For County Supervisor, in my district, District Five, there’s again no contest.  Keith Carson is running unopposed.  Being county supervisor in the current economic climate is no fun, so I don’t begrudge Keith his seat.

Finally, we do have one local contested race — Alameda County Superior Court Judge.  This is nonpartisan, and there’s no incumbent, so you’ve basically got three attorneys who want to be a judge.  I don’t know any of the three, and have only their  candidate statements to go on.  Based on that, however, I’d choose Andrew Wiener.  His emphasis on trying to reduce the adversarial atmosphere of the courtroom and promote negotiated settlements is, to my mind, a very worthwhile one.

Last, but certainly not least, there are the ballot measures.  There are two statewide measures, 28 and 29, and one local measure, a $48 per year parcel tax for the community college district.

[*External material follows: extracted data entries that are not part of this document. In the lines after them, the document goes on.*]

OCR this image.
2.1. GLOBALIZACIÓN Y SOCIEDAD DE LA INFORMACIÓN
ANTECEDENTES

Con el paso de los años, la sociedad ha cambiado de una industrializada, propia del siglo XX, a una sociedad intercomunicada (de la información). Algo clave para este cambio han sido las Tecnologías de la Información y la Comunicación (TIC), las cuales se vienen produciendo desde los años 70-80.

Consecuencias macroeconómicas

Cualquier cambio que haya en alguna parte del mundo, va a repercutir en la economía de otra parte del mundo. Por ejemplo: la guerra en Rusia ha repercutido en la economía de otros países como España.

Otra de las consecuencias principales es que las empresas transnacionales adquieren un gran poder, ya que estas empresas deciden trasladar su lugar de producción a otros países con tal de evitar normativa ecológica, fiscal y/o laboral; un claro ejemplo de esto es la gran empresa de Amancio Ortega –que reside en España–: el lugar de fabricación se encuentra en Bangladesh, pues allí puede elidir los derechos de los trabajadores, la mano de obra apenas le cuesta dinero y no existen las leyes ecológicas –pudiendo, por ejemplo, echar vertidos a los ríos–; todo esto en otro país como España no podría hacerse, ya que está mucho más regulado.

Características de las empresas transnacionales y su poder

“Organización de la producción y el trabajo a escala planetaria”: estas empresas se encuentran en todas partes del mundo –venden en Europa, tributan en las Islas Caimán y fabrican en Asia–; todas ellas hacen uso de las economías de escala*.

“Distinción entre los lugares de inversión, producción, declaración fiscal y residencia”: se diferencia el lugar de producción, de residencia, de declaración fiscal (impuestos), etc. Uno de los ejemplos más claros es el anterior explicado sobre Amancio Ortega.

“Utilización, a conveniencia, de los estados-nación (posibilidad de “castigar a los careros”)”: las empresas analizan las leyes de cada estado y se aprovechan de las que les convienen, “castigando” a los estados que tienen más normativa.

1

Proposition 28 would modify the state term limit law by reducing the maximum [lifetime] allowance from 14 years to 12 but allowing those 12 to be served in either house, by the candidate’s preference.  I have never been a fan of term limits.  As a lawyer who deals with state laws, I’ve seen a definite decline in the quality of legislation since term limits were enacted.  What do you expect?  By the time you figure out how to write good laws, you’re termed out.  At least with this proposal, you could spend your years in one house and perhaps learn it better.  YES

Proposition 29 would put a $1 a pack additional state tax on cigarettes.  The No campaign is being funded almost entirely by the tobacco industry.  Now there is an evil empire!  The only [legitimate] thing that can be said against this measure is it may increase the amount of illegally sold cigarettes in the state, and perhaps in that way contribute to organized crime.  However, there’s more than enough money to be made selling other drugs, so I don’t think that’s a big concern.  Other than that, if the higher prices deter a few people from smoking, so much the better.  It is  sad, however, how many poor, uneducated people are smokers.  😦      YES

Measure B – $48 per year parcel tax to help fund Peralta Community College District.  This community college district has had more than its share of scandals, but whose fault is that?  Ours.  After all, we elect its governing board.  If they don’t do a good job, we ought to run better people for office.  All that having been said, Thanks to the recession and Prop. 13, the District, like all other public educational institutions, is strapped for funds.  The community colleges are especially important because this is about the only place left where working class kids can get an education beyond high school.  (That’s a sad commentary on the state of California’s once glorious higher education system!)  YES.